Yoav Lavee

Understanding family stress

Distinguished international alumnus Yoav Lavee helps families cope with both everyday pressures and traumatic events

Yoav Lavee can’t remember a time when he wasn’t keenly interested in people. Still, he says, it was almost an accident that he opted to study psychology and sociology as an undergraduate at Tel Aviv University in the late 1960s. Now an associate professor of social work and dean of students at the University of Haifa in Israel, Lavee focuses primarily on family stress, a subject he became interested in while doing his doctoral work in family social science at the University of Minnesota.

“I finished my master’s degree in psychology in Tel Aviv in 1976 and worked for about eight years as a family therapist, but I always had a feeling there was something missing in my knowledge of theory and research,” he explains. Friends told him that Minnesota had the best program for marriage and family studies, he says: “All the leaders of family stress research were here, so I came.” He completed his Ph.D. in 1985.
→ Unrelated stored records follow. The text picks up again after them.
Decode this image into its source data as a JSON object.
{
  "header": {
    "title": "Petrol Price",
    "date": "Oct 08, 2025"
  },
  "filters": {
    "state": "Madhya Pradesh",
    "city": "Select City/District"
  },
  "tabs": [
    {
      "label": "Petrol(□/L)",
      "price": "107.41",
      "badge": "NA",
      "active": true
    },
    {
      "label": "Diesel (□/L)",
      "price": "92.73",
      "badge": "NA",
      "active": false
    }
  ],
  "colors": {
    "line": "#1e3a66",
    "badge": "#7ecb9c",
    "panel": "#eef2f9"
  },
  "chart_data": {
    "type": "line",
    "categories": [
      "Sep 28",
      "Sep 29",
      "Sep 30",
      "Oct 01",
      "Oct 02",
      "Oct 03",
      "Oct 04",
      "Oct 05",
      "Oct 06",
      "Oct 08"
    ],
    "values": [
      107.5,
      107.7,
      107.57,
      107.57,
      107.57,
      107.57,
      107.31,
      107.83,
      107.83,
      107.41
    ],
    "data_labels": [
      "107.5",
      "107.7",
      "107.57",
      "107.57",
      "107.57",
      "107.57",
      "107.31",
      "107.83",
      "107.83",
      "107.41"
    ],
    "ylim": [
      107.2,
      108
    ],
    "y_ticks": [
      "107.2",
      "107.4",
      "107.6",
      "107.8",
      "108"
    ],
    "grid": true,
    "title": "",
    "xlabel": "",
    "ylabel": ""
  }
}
In April the College of Education and Human Development Alumni Society awarded Lavee the Distinguished International Alumni Award to recognize his influential research and writing on families and relationships. Over the years he has studied the stress process that couples experience when dealing with everyday challenges such as work and parenting, as well as the effects of major events such as a premature birth or the serious illness of a child.
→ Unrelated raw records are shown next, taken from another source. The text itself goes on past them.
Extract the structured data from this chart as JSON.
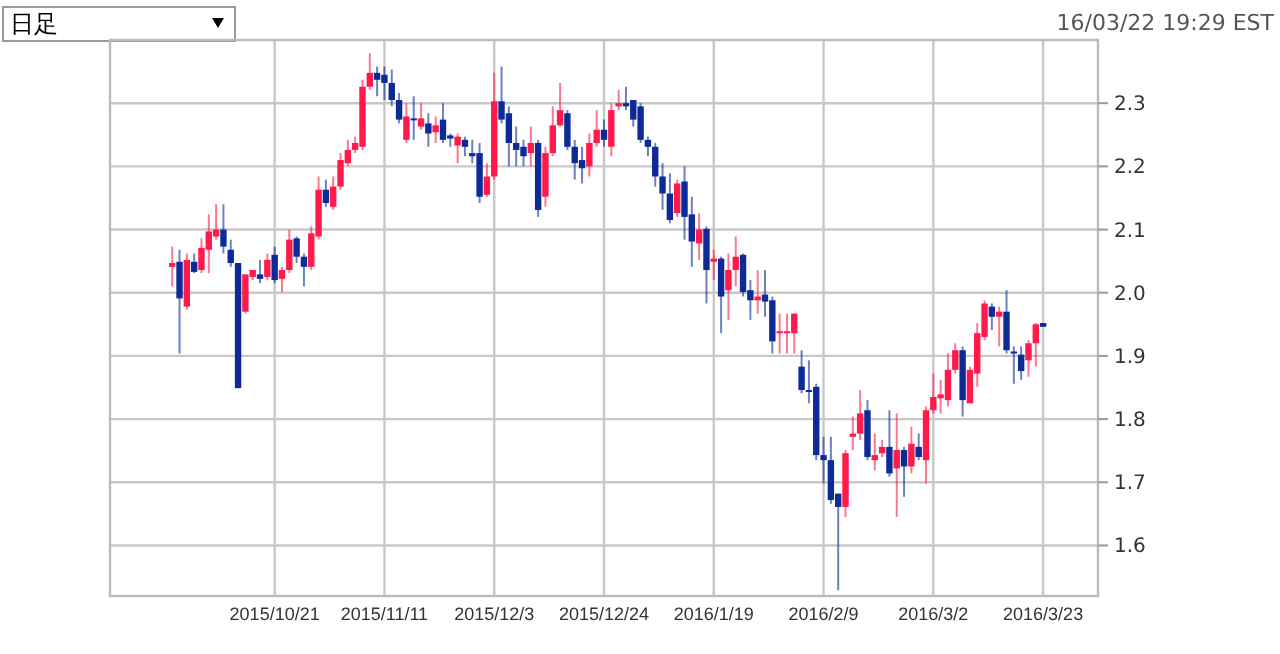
{
  "chart_data": {
    "type": "candlestick",
    "annotations": [
      "日足",
      "16/03/22 19:29 EST"
    ],
    "categories": [
      null,
      null,
      null,
      null,
      null,
      null,
      null,
      null,
      null,
      null,
      null,
      null,
      null,
      null,
      null,
      null,
      null,
      null,
      null,
      null,
      null,
      null,
      "2015/10/21",
      null,
      null,
      null,
      null,
      null,
      null,
      null,
      null,
      null,
      null,
      null,
      null,
      null,
      null,
      "2015/11/11",
      null,
      null,
      null,
      null,
      null,
      null,
      null,
      null,
      null,
      null,
      null,
      null,
      null,
      null,
      "2015/12/3",
      null,
      null,
      null,
      null,
      null,
      null,
      null,
      null,
      null,
      null,
      null,
      null,
      null,
      null,
      "2015/12/24",
      null,
      null,
      null,
      null,
      null,
      null,
      null,
      null,
      null,
      null,
      null,
      null,
      null,
      null,
      "2016/1/19",
      null,
      null,
      null,
      null,
      null,
      null,
      null,
      null,
      null,
      null,
      null,
      null,
      null,
      null,
      "2016/2/9",
      null,
      null,
      null,
      null,
      null,
      null,
      null,
      null,
      null,
      null,
      null,
      null,
      null,
      null,
      "2016/3/2",
      null,
      null,
      null,
      null,
      null,
      null,
      null,
      null,
      null,
      null,
      null,
      null,
      null,
      null,
      "2016/3/23",
      null,
      null,
      null,
      null,
      null,
      null,
      null
    ],
    "ohlc": [
      null,
      null,
      null,
      null,
      null,
      null,
      null,
      null,
      [
        2.041,
        2.073,
        2.01,
        2.047
      ],
      [
        2.049,
        2.068,
        1.904,
        1.991
      ],
      [
        1.978,
        2.062,
        1.973,
        2.052
      ],
      [
        2.049,
        2.062,
        2.031,
        2.033
      ],
      [
        2.036,
        2.086,
        2.031,
        2.071
      ],
      [
        2.068,
        2.124,
        2.031,
        2.097
      ],
      [
        2.089,
        2.14,
        2.084,
        2.1
      ],
      [
        2.1,
        2.14,
        2.062,
        2.073
      ],
      [
        2.068,
        2.084,
        2.041,
        2.047
      ],
      [
        2.047,
        2.047,
        1.849,
        1.849
      ],
      [
        1.97,
        2.029,
        1.967,
        2.029
      ],
      [
        2.025,
        2.036,
        2.02,
        2.036
      ],
      [
        2.029,
        2.052,
        2.015,
        2.022
      ],
      [
        2.025,
        2.062,
        2.02,
        2.052
      ],
      [
        2.06,
        2.073,
        2.015,
        2.02
      ],
      [
        2.022,
        2.041,
        2.001,
        2.036
      ],
      [
        2.036,
        2.1,
        2.031,
        2.084
      ],
      [
        2.086,
        2.089,
        2.047,
        2.057
      ],
      [
        2.057,
        2.062,
        2.01,
        2.041
      ],
      [
        2.041,
        2.105,
        2.036,
        2.094
      ],
      [
        2.089,
        2.184,
        2.084,
        2.163
      ],
      [
        2.163,
        2.179,
        2.136,
        2.142
      ],
      [
        2.136,
        2.184,
        2.131,
        2.168
      ],
      [
        2.168,
        2.221,
        2.163,
        2.21
      ],
      [
        2.205,
        2.242,
        2.2,
        2.226
      ],
      [
        2.226,
        2.247,
        2.221,
        2.237
      ],
      [
        2.231,
        2.337,
        2.226,
        2.326
      ],
      [
        2.326,
        2.379,
        2.321,
        2.348
      ],
      [
        2.348,
        2.358,
        2.311,
        2.337
      ],
      [
        2.345,
        2.358,
        2.305,
        2.332
      ],
      [
        2.332,
        2.353,
        2.295,
        2.305
      ],
      [
        2.305,
        2.316,
        2.268,
        2.274
      ],
      [
        2.242,
        2.3,
        2.237,
        2.279
      ],
      [
        2.276,
        2.311,
        2.242,
        2.273
      ],
      [
        2.263,
        2.3,
        2.258,
        2.276
      ],
      [
        2.268,
        2.284,
        2.231,
        2.252
      ],
      [
        2.254,
        2.279,
        2.237,
        2.265
      ],
      [
        2.274,
        2.3,
        2.237,
        2.242
      ],
      [
        2.249,
        2.252,
        2.231,
        2.244
      ],
      [
        2.233,
        2.252,
        2.205,
        2.247
      ],
      [
        2.242,
        2.247,
        2.216,
        2.231
      ],
      [
        2.221,
        2.242,
        2.205,
        2.216
      ],
      [
        2.221,
        2.237,
        2.142,
        2.152
      ],
      [
        2.155,
        2.205,
        2.152,
        2.184
      ],
      [
        2.184,
        2.348,
        2.179,
        2.303
      ],
      [
        2.303,
        2.358,
        2.268,
        2.274
      ],
      [
        2.284,
        2.295,
        2.2,
        2.237
      ],
      [
        2.237,
        2.263,
        2.2,
        2.226
      ],
      [
        2.231,
        2.242,
        2.2,
        2.216
      ],
      [
        2.221,
        2.263,
        2.2,
        2.237
      ],
      [
        2.237,
        2.242,
        2.12,
        2.131
      ],
      [
        2.152,
        2.231,
        2.136,
        2.221
      ],
      [
        2.221,
        2.295,
        2.216,
        2.265
      ],
      [
        2.265,
        2.332,
        2.263,
        2.289
      ],
      [
        2.284,
        2.289,
        2.226,
        2.231
      ],
      [
        2.231,
        2.242,
        2.179,
        2.205
      ],
      [
        2.21,
        2.231,
        2.173,
        2.197
      ],
      [
        2.2,
        2.252,
        2.184,
        2.237
      ],
      [
        2.237,
        2.289,
        2.231,
        2.258
      ],
      [
        2.258,
        2.274,
        2.231,
        2.242
      ],
      [
        2.231,
        2.3,
        2.216,
        2.289
      ],
      [
        2.295,
        2.321,
        2.289,
        2.3
      ],
      [
        2.3,
        2.326,
        2.289,
        2.295
      ],
      [
        2.305,
        2.305,
        2.263,
        2.274
      ],
      [
        2.295,
        2.3,
        2.237,
        2.242
      ],
      [
        2.242,
        2.247,
        2.216,
        2.231
      ],
      [
        2.231,
        2.237,
        2.168,
        2.184
      ],
      [
        2.184,
        2.205,
        2.131,
        2.157
      ],
      [
        2.157,
        2.189,
        2.11,
        2.115
      ],
      [
        2.126,
        2.179,
        2.12,
        2.173
      ],
      [
        2.176,
        2.2,
        2.084,
        2.12
      ],
      [
        2.124,
        2.152,
        2.041,
        2.081
      ],
      [
        2.078,
        2.126,
        2.052,
        2.1
      ],
      [
        2.101,
        2.105,
        1.983,
        2.036
      ],
      [
        2.049,
        2.068,
        2.02,
        2.054
      ],
      [
        2.054,
        2.057,
        1.936,
        1.994
      ],
      [
        2.004,
        2.062,
        1.957,
        2.036
      ],
      [
        2.036,
        2.089,
        2.01,
        2.057
      ],
      [
        2.06,
        2.062,
        1.994,
        2.001
      ],
      [
        2.004,
        2.02,
        1.957,
        1.988
      ],
      [
        1.988,
        2.036,
        1.967,
        1.994
      ],
      [
        1.997,
        2.036,
        1.962,
        1.986
      ],
      [
        1.988,
        1.994,
        1.904,
        1.923
      ],
      [
        1.936,
        1.967,
        1.904,
        1.939
      ],
      [
        1.936,
        1.967,
        1.904,
        1.939
      ],
      [
        1.936,
        1.967,
        1.904,
        1.967
      ],
      [
        1.883,
        1.909,
        1.841,
        1.846
      ],
      [
        1.846,
        1.893,
        1.825,
        1.843
      ],
      [
        1.851,
        1.856,
        1.735,
        1.743
      ],
      [
        1.743,
        1.772,
        1.698,
        1.735
      ],
      [
        1.735,
        1.772,
        1.666,
        1.672
      ],
      [
        1.682,
        1.682,
        1.529,
        1.661
      ],
      [
        1.661,
        1.751,
        1.645,
        1.746
      ],
      [
        1.772,
        1.804,
        1.751,
        1.777
      ],
      [
        1.777,
        1.846,
        1.767,
        1.809
      ],
      [
        1.814,
        1.83,
        1.735,
        1.74
      ],
      [
        1.735,
        1.777,
        1.719,
        1.743
      ],
      [
        1.746,
        1.767,
        1.74,
        1.756
      ],
      [
        1.756,
        1.814,
        1.709,
        1.714
      ],
      [
        1.722,
        1.809,
        1.645,
        1.751
      ],
      [
        1.751,
        1.756,
        1.677,
        1.725
      ],
      [
        1.725,
        1.788,
        1.714,
        1.761
      ],
      [
        1.756,
        1.777,
        1.735,
        1.74
      ],
      [
        1.735,
        1.82,
        1.698,
        1.814
      ],
      [
        1.814,
        1.872,
        1.809,
        1.835
      ],
      [
        1.833,
        1.862,
        1.809,
        1.839
      ],
      [
        1.83,
        1.904,
        1.82,
        1.878
      ],
      [
        1.878,
        1.92,
        1.872,
        1.909
      ],
      [
        1.909,
        1.915,
        1.804,
        1.83
      ],
      [
        1.825,
        1.883,
        1.825,
        1.878
      ],
      [
        1.872,
        1.952,
        1.851,
        1.936
      ],
      [
        1.93,
        1.988,
        1.925,
        1.983
      ],
      [
        1.978,
        1.983,
        1.941,
        1.962
      ],
      [
        1.962,
        1.978,
        1.915,
        1.97
      ],
      [
        1.97,
        2.004,
        1.904,
        1.909
      ],
      [
        1.907,
        1.915,
        1.856,
        1.904
      ],
      [
        1.902,
        1.915,
        1.862,
        1.876
      ],
      [
        1.893,
        1.925,
        1.867,
        1.92
      ],
      [
        1.92,
        1.952,
        1.883,
        1.95
      ],
      [
        1.952,
        1.952,
        1.946,
        1.946
      ],
      null,
      null,
      null,
      null,
      null,
      null,
      null
    ],
    "colors": [
      null,
      null,
      null,
      null,
      null,
      null,
      null,
      null,
      "#ff1a4b",
      "#0d2b96",
      "#ff1a4b",
      "#0d2b96",
      "#ff1a4b",
      "#ff1a4b",
      "#ff1a4b",
      "#0d2b96",
      "#0d2b96",
      "#0d2b96",
      "#ff1a4b",
      "#ff1a4b",
      "#0d2b96",
      "#ff1a4b",
      "#0d2b96",
      "#ff1a4b",
      "#ff1a4b",
      "#0d2b96",
      "#0d2b96",
      "#ff1a4b",
      "#ff1a4b",
      "#0d2b96",
      "#ff1a4b",
      "#ff1a4b",
      "#ff1a4b",
      "#ff1a4b",
      "#ff1a4b",
      "#ff1a4b",
      "#0d2b96",
      "#0d2b96",
      "#0d2b96",
      "#0d2b96",
      "#ff1a4b",
      "#0d2b96",
      "#ff1a4b",
      "#0d2b96",
      "#ff1a4b",
      "#0d2b96",
      "#0d2b96",
      "#ff1a4b",
      "#0d2b96",
      "#0d2b96",
      "#0d2b96",
      "#ff1a4b",
      "#ff1a4b",
      "#0d2b96",
      "#0d2b96",
      "#0d2b96",
      "#0d2b96",
      "#ff1a4b",
      "#0d2b96",
      "#ff1a4b",
      "#ff1a4b",
      "#ff1a4b",
      "#0d2b96",
      "#0d2b96",
      "#0d2b96",
      "#ff1a4b",
      "#ff1a4b",
      "#0d2b96",
      "#ff1a4b",
      "#ff1a4b",
      "#0d2b96",
      "#0d2b96",
      "#0d2b96",
      "#0d2b96",
      "#0d2b96",
      "#0d2b96",
      "#0d2b96",
      "#ff1a4b",
      "#0d2b96",
      "#0d2b96",
      "#ff1a4b",
      "#0d2b96",
      "#ff1a4b",
      "#0d2b96",
      "#ff1a4b",
      "#ff1a4b",
      "#0d2b96",
      "#0d2b96",
      "#ff1a4b",
      "#0d2b96",
      "#0d2b96",
      "#ff1a4b",
      "#ff1a4b",
      "#ff1a4b",
      "#0d2b96",
      "#0d2b96",
      "#0d2b96",
      "#0d2b96",
      "#0d2b96",
      "#0d2b96",
      "#ff1a4b",
      "#ff1a4b",
      "#ff1a4b",
      "#0d2b96",
      "#ff1a4b",
      "#ff1a4b",
      "#0d2b96",
      "#ff1a4b",
      "#0d2b96",
      "#ff1a4b",
      "#0d2b96",
      "#ff1a4b",
      "#ff1a4b",
      "#ff1a4b",
      "#ff1a4b",
      "#ff1a4b",
      "#0d2b96",
      "#ff1a4b",
      "#ff1a4b",
      "#ff1a4b",
      "#0d2b96",
      "#ff1a4b",
      "#0d2b96",
      "#0d2b96",
      "#0d2b96",
      "#ff1a4b",
      "#ff1a4b",
      "#0d2b96",
      null,
      null,
      null,
      null,
      null,
      null,
      null
    ],
    "ylim": [
      1.52,
      2.4
    ],
    "yticks": [
      1.6,
      1.7,
      1.8,
      1.9,
      {
        "value": 2,
        "label": "2.0"
      },
      2.1,
      2.2,
      2.3
    ],
    "grid": true
  }
}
“Some couples at peak times of stress are helpful and supportive of each other, and others just can’t bear each other,” he explains. “I work with couples to understand what it means when someone is stressed out and how that impacts their partner because misinterpreting each other’s reactions just leads to more stress.”
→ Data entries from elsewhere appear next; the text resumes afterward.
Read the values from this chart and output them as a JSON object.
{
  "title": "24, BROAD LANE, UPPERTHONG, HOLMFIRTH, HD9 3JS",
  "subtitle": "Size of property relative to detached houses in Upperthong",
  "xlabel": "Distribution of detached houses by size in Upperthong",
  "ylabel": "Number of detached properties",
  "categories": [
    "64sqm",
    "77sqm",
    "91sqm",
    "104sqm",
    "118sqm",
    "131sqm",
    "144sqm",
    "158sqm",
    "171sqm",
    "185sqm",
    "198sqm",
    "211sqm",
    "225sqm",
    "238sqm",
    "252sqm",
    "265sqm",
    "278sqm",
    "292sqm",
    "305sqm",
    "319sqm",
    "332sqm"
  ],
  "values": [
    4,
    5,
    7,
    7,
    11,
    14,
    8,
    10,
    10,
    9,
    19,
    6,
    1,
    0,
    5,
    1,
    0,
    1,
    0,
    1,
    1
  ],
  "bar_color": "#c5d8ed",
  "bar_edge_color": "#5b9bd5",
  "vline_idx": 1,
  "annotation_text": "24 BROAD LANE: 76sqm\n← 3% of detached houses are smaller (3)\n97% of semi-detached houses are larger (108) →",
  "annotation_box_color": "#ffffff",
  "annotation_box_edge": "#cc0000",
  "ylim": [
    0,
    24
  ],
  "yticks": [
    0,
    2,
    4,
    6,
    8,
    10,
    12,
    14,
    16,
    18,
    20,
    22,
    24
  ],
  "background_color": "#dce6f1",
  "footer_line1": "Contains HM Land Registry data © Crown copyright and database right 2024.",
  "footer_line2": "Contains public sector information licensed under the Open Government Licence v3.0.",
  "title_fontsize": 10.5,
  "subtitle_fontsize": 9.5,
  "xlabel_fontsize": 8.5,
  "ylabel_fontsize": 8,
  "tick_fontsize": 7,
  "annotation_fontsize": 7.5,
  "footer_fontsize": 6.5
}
Lavee also studies how people from different cultures cope with stress. “There are not that many differences between Arabs and Jews when it comes to stress; everybody has the same stress for the most part,” Lavee notes.

He has found it interesting to watch how Arab families in Israel have been adopting more Westernized family patterns. “Education of women, the birth rate, who does what around the house—all of that has been changing and becoming less traditional for about 20 years, and couples have had to deal with that,” he says.